Open rseffner opened 4 years ago
There are also _FILETYPES and _DOWNLOAD sections in awstats data file. While - for an example - in _FILETYPES in row PDF is a value of 12.536.762 the sum of all PDF files mentioned in _DOWNLOADS section is 53.230.834.
Sum of FILETYPES equals sum of _DOMAIN and equals sum of _TIME column "bandwidth". As we learned from awstats we have to add _TIME column "bandwidth not viewed" to catch traffic from robots, malware and with special HTML-return codes.
Another point seem to be to add also the sum of _DOWNLOAD section to get the WHOLE traffic (because it differs from _FILETYPES which equals _DOMAINS/_TIME-bandwidth).
Why there is no TOTAL line in awstats?
I also stumbled over this because I wondered why my Nextcloud domain has very little traffic. That is because if you use WebDav this traffic wont show up in _DOMAIN, but in _LOGIN.
I was not able to find a documentation about Awstats Data File, how to read it correctly?
At the moment I'm thinking about reading the Apache Log directly for calculating traffic, I found a little Perl snippet which does it quite good and fast:
cat access.log | perl -nE '/\[.+\] ".+" \d+ (\d+)/; $sum += $1; END {$sum = $sum / 1024 / 1024; printf("%.3f MB", $sum)}'
Something like that in PHP for Froxlor should also work, I think.
At the moment Froxlors traffic calculation is totally unreliable and has many issues (Systemd rotates the logs normally before Froxlor can calculate them and the two problems mentioned here).
I added a crude implementation of manual counting of traffic directly in the logfiles and logged this and what was found in Awstats and it differs widly, most of the times Awstats is only half of directly counting. But I suspect that the part about "BEGIN_TIME" counts every traffic. I will try to confirm this and if it is so then I will add a pull request to change the counting in Froxlor.
But I think a better idea would be to change the system totally. I made some major change to my Apache logs, for example I rotate every day and the rotated logs are postfixed with the date, which makes it very easy for everybody to find the correct logs. So my suggestion would be to do something like this also in Froxlor and then let Systemd rotate the logs at midnight and then we could to the calculation of http traffic at a later date (to relax load) and just look at the file from yesterday (and also assign the traffic to yesterday, currently the traffic from yesterday is written to DB with the date of today, which is confusing). Is there interest in such a big change?

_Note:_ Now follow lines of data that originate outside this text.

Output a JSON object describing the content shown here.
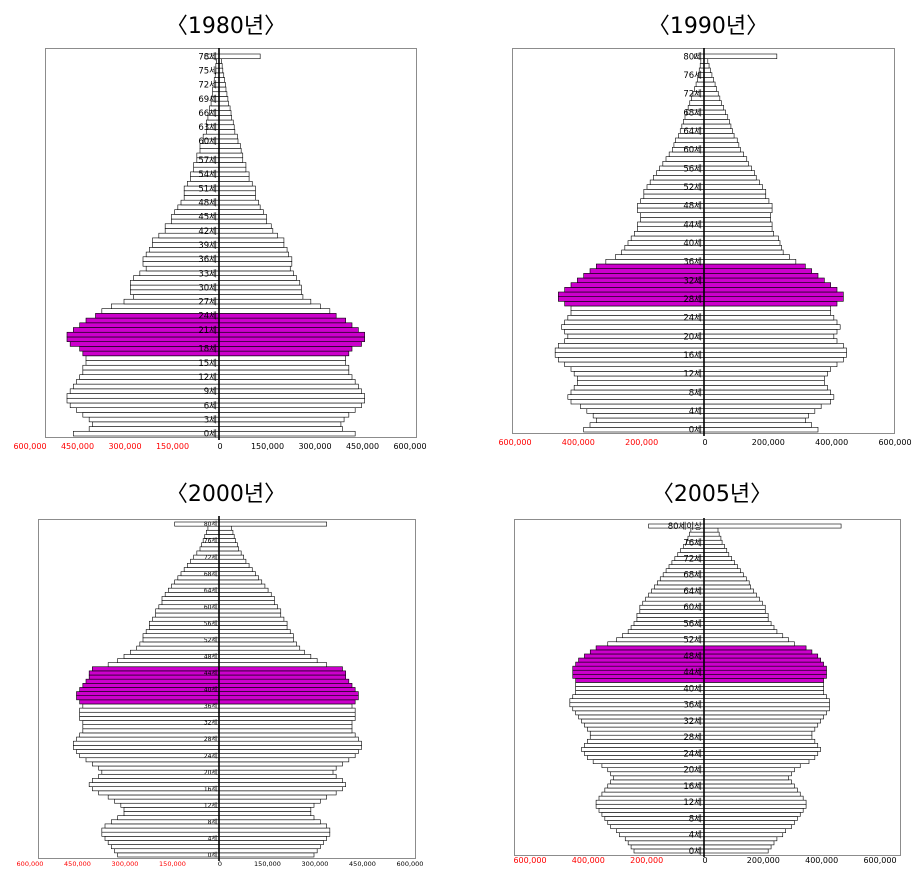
{
  "colors": {
    "bar_fill": "#ffffff",
    "bar_stroke": "#000000",
    "highlight": "#cc00cc",
    "neg_tick_text": "#ff0000",
    "pos_tick_text": "#000000"
  },
  "chart_data": [
    {
      "type": "bar",
      "orientation": "horizontal-butterfly",
      "title": "〈1980년〉",
      "xlim": [
        -600000,
        600000
      ],
      "x_ticks": [
        -600000,
        -450000,
        -300000,
        -150000,
        0,
        150000,
        300000,
        450000,
        600000
      ],
      "x_tick_labels": [
        "600,000",
        "450,000",
        "300,000",
        "150,000",
        "0",
        "150,000",
        "300,000",
        "450,000",
        "600,000"
      ],
      "age_labels": [
        "0세",
        "3세",
        "6세",
        "9세",
        "12세",
        "15세",
        "18세",
        "21세",
        "24세",
        "27세",
        "30세",
        "33세",
        "36세",
        "39세",
        "42세",
        "45세",
        "48세",
        "51세",
        "54세",
        "57세",
        "60세",
        "63세",
        "66세",
        "69세",
        "72세",
        "75세",
        "78세"
      ],
      "highlight_ages": [
        17,
        25
      ],
      "series": [
        {
          "name": "left",
          "values": [
            460000,
            410000,
            400000,
            410000,
            430000,
            450000,
            470000,
            480000,
            480000,
            470000,
            460000,
            450000,
            440000,
            430000,
            430000,
            420000,
            420000,
            430000,
            440000,
            470000,
            480000,
            480000,
            460000,
            440000,
            420000,
            390000,
            370000,
            340000,
            300000,
            270000,
            280000,
            280000,
            280000,
            270000,
            250000,
            230000,
            240000,
            240000,
            230000,
            220000,
            210000,
            210000,
            190000,
            170000,
            170000,
            150000,
            150000,
            140000,
            130000,
            120000,
            110000,
            110000,
            110000,
            100000,
            90000,
            90000,
            80000,
            80000,
            70000,
            70000,
            60000,
            60000,
            50000,
            50000,
            40000,
            40000,
            40000,
            35000,
            30000,
            30000,
            25000,
            25000,
            20000,
            20000,
            15000,
            15000,
            12000,
            10000,
            10000,
            8000,
            45000
          ]
        },
        {
          "name": "right",
          "values": [
            430000,
            390000,
            385000,
            395000,
            410000,
            430000,
            450000,
            460000,
            460000,
            450000,
            440000,
            430000,
            420000,
            410000,
            410000,
            400000,
            400000,
            410000,
            420000,
            450000,
            460000,
            460000,
            440000,
            420000,
            400000,
            370000,
            350000,
            320000,
            290000,
            265000,
            260000,
            260000,
            255000,
            245000,
            235000,
            225000,
            230000,
            230000,
            220000,
            215000,
            205000,
            205000,
            185000,
            170000,
            165000,
            150000,
            150000,
            140000,
            130000,
            125000,
            115000,
            115000,
            115000,
            105000,
            95000,
            95000,
            85000,
            85000,
            75000,
            75000,
            70000,
            68000,
            60000,
            58000,
            50000,
            48000,
            45000,
            40000,
            38000,
            35000,
            30000,
            28000,
            25000,
            22000,
            20000,
            18000,
            15000,
            12000,
            10000,
            8000,
            130000
          ]
        }
      ]
    },
    {
      "type": "bar",
      "orientation": "horizontal-butterfly",
      "title": "〈1990년〉",
      "xlim": [
        -600000,
        600000
      ],
      "x_ticks": [
        -600000,
        -400000,
        -200000,
        0,
        200000,
        400000,
        600000
      ],
      "x_tick_labels": [
        "600,000",
        "400,000",
        "200,000",
        "0",
        "200,000",
        "400,000",
        "600,000"
      ],
      "age_labels": [
        "0세",
        "4세",
        "8세",
        "12세",
        "16세",
        "20세",
        "24세",
        "28세",
        "32세",
        "36세",
        "40세",
        "44세",
        "48세",
        "52세",
        "56세",
        "60세",
        "64세",
        "68세",
        "72세",
        "76세",
        "80세"
      ],
      "highlight_ages": [
        27,
        35
      ],
      "series": [
        {
          "name": "left",
          "values": [
            380000,
            360000,
            340000,
            350000,
            370000,
            390000,
            420000,
            430000,
            420000,
            410000,
            400000,
            400000,
            410000,
            420000,
            440000,
            460000,
            470000,
            470000,
            460000,
            440000,
            430000,
            440000,
            450000,
            440000,
            430000,
            420000,
            420000,
            440000,
            460000,
            460000,
            440000,
            420000,
            400000,
            380000,
            360000,
            340000,
            310000,
            280000,
            260000,
            250000,
            240000,
            230000,
            220000,
            210000,
            210000,
            200000,
            200000,
            210000,
            210000,
            200000,
            190000,
            190000,
            180000,
            170000,
            160000,
            150000,
            140000,
            130000,
            120000,
            110000,
            100000,
            95000,
            90000,
            80000,
            75000,
            70000,
            65000,
            60000,
            55000,
            50000,
            45000,
            40000,
            35000,
            30000,
            25000,
            20000,
            18000,
            15000,
            12000,
            10000,
            30000
          ]
        },
        {
          "name": "right",
          "values": [
            360000,
            340000,
            320000,
            330000,
            350000,
            370000,
            400000,
            410000,
            400000,
            390000,
            380000,
            380000,
            390000,
            400000,
            420000,
            440000,
            450000,
            450000,
            440000,
            420000,
            410000,
            420000,
            430000,
            420000,
            410000,
            400000,
            400000,
            420000,
            440000,
            440000,
            420000,
            400000,
            380000,
            360000,
            340000,
            320000,
            290000,
            270000,
            250000,
            245000,
            240000,
            235000,
            220000,
            215000,
            215000,
            210000,
            210000,
            215000,
            215000,
            205000,
            195000,
            195000,
            185000,
            175000,
            165000,
            160000,
            150000,
            140000,
            135000,
            125000,
            115000,
            110000,
            105000,
            95000,
            90000,
            85000,
            80000,
            75000,
            68000,
            62000,
            55000,
            50000,
            45000,
            40000,
            35000,
            30000,
            25000,
            20000,
            16000,
            12000,
            230000
          ]
        }
      ]
    },
    {
      "type": "bar",
      "orientation": "horizontal-butterfly",
      "title": "〈2000년〉",
      "xlim": [
        -600000,
        600000
      ],
      "x_ticks": [
        -600000,
        -450000,
        -300000,
        -150000,
        0,
        150000,
        300000,
        450000,
        600000
      ],
      "x_tick_labels": [
        "600,000",
        "450,000",
        "300,000",
        "150,000",
        "0",
        "150,000",
        "300,000",
        "450,000",
        "600,000"
      ],
      "age_labels": [
        "0세",
        "4세",
        "8세",
        "12세",
        "16세",
        "20세",
        "24세",
        "28세",
        "32세",
        "36세",
        "40세",
        "44세",
        "48세",
        "52세",
        "56세",
        "60세",
        "64세",
        "68세",
        "72세",
        "76세",
        "80세"
      ],
      "highlight_ages": [
        37,
        45
      ],
      "series": [
        {
          "name": "left",
          "values": [
            320000,
            330000,
            340000,
            350000,
            360000,
            370000,
            370000,
            360000,
            340000,
            320000,
            300000,
            300000,
            310000,
            330000,
            350000,
            380000,
            400000,
            410000,
            400000,
            380000,
            370000,
            380000,
            400000,
            420000,
            440000,
            450000,
            460000,
            460000,
            450000,
            440000,
            430000,
            430000,
            430000,
            440000,
            440000,
            440000,
            430000,
            440000,
            450000,
            450000,
            440000,
            430000,
            420000,
            410000,
            410000,
            400000,
            350000,
            320000,
            300000,
            280000,
            260000,
            250000,
            240000,
            240000,
            230000,
            220000,
            220000,
            210000,
            200000,
            200000,
            190000,
            180000,
            180000,
            170000,
            160000,
            150000,
            140000,
            130000,
            120000,
            110000,
            100000,
            90000,
            80000,
            70000,
            60000,
            55000,
            50000,
            45000,
            40000,
            35000,
            140000
          ]
        },
        {
          "name": "right",
          "values": [
            300000,
            310000,
            320000,
            330000,
            340000,
            350000,
            350000,
            340000,
            320000,
            300000,
            290000,
            290000,
            300000,
            320000,
            340000,
            370000,
            390000,
            400000,
            390000,
            370000,
            360000,
            370000,
            390000,
            410000,
            430000,
            440000,
            450000,
            450000,
            440000,
            430000,
            420000,
            420000,
            420000,
            430000,
            430000,
            430000,
            420000,
            430000,
            440000,
            440000,
            430000,
            420000,
            410000,
            400000,
            400000,
            390000,
            340000,
            310000,
            290000,
            270000,
            255000,
            245000,
            235000,
            235000,
            225000,
            215000,
            215000,
            205000,
            195000,
            195000,
            185000,
            175000,
            175000,
            165000,
            155000,
            145000,
            135000,
            125000,
            115000,
            105000,
            95000,
            85000,
            78000,
            70000,
            62000,
            58000,
            52000,
            48000,
            44000,
            40000,
            340000
          ]
        }
      ]
    },
    {
      "type": "bar",
      "orientation": "horizontal-butterfly",
      "title": "〈2005년〉",
      "xlim": [
        -600000,
        600000
      ],
      "x_ticks": [
        -600000,
        -400000,
        -200000,
        0,
        200000,
        400000,
        600000
      ],
      "x_tick_labels": [
        "600,000",
        "400,000",
        "200,000",
        "0",
        "200,000",
        "400,000",
        "600,000"
      ],
      "age_labels": [
        "0세",
        "4세",
        "8세",
        "12세",
        "16세",
        "20세",
        "24세",
        "28세",
        "32세",
        "36세",
        "40세",
        "44세",
        "48세",
        "52세",
        "56세",
        "60세",
        "64세",
        "68세",
        "72세",
        "76세",
        "80세이상"
      ],
      "highlight_ages": [
        42,
        50
      ],
      "series": [
        {
          "name": "left",
          "values": [
            240000,
            250000,
            260000,
            270000,
            290000,
            300000,
            320000,
            330000,
            340000,
            350000,
            360000,
            370000,
            370000,
            360000,
            350000,
            340000,
            330000,
            320000,
            310000,
            320000,
            330000,
            350000,
            380000,
            400000,
            410000,
            420000,
            410000,
            400000,
            390000,
            390000,
            400000,
            410000,
            420000,
            430000,
            440000,
            450000,
            460000,
            460000,
            450000,
            440000,
            440000,
            440000,
            440000,
            450000,
            450000,
            450000,
            440000,
            430000,
            410000,
            390000,
            370000,
            330000,
            300000,
            280000,
            260000,
            250000,
            240000,
            230000,
            230000,
            220000,
            220000,
            210000,
            200000,
            190000,
            180000,
            170000,
            160000,
            150000,
            140000,
            130000,
            120000,
            110000,
            100000,
            90000,
            80000,
            70000,
            60000,
            55000,
            50000,
            45000,
            190000
          ]
        },
        {
          "name": "right",
          "values": [
            220000,
            230000,
            240000,
            250000,
            270000,
            280000,
            300000,
            310000,
            320000,
            330000,
            340000,
            350000,
            350000,
            340000,
            330000,
            320000,
            310000,
            300000,
            290000,
            300000,
            310000,
            330000,
            360000,
            380000,
            390000,
            400000,
            390000,
            380000,
            370000,
            370000,
            380000,
            390000,
            400000,
            410000,
            420000,
            430000,
            430000,
            430000,
            420000,
            410000,
            410000,
            410000,
            410000,
            420000,
            420000,
            420000,
            410000,
            400000,
            390000,
            370000,
            350000,
            310000,
            290000,
            270000,
            250000,
            240000,
            230000,
            220000,
            220000,
            210000,
            210000,
            200000,
            190000,
            180000,
            170000,
            160000,
            155000,
            145000,
            135000,
            125000,
            115000,
            105000,
            95000,
            85000,
            78000,
            70000,
            62000,
            58000,
            52000,
            48000,
            470000
          ]
        }
      ]
    }
  ]
}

well we decided years ago to let the traffic calculation handle projects that are made for that (webalizer, awstats). So the "main" problem here would be a wrong/incorrect transfer of webalizer/awstats values to the froxlor-database to display for admin/customers
Ok, then I will check if my assumption is correct about the TIME section and if yes I will send a pull request with a fix.
any news on that @tobyX ?
Sorry, I did let my code run for some months, but the numbers never added up at all and sometimes even where negative and I didnt found where the error is. And then other pressing issues came up... I will try to do it again and find out what went wrong.
So, I've just check on this a little deeper:
As we learned from awstats we have to add _TIME column "bandwidth not viewed" to catch traffic from robots, malware and with special HTML-return codes.
Wrong, the _TIME column only shows the viewed traffic, when adding up the values it's exactly the same as _DOMAIN
From what I've read, we need to add the viewed traffic and not viewed traffic - So I checked in the data file, the not viewed parts are ROBOT_, _WORMS and ERRORS_ but wenn adding these up, I get more than awstats shows for "not viewed traffic". Also when adding up _DOMAIN entries and dividing by 1024 - i'm still getting more KB than awstats shows for "viewed traffic" ...no idea where awstats gets these numbers from its own data-file...i might be missing something.
Any ideas?
We've integrated 'goaccess' into the next major version of froxlor which will also be the new default
Summary
At the moment only outgoing webserer traffic with known http status codes is calculated for froxlors traffic statistics. With changes in apaches LogFormat an parsing awstats data-file we should be able to count ALL the traffic going through the webserver.
System information
Steps to reproduce
Expected behavior
Actual behavior
AWStats splits the traffic data between the Viewed and non viewed traffic. AWStats's explanation on non viewed traffic is "Not viewed traffic includes traffic generated by robots, worms, or replies with special HTTP status codes."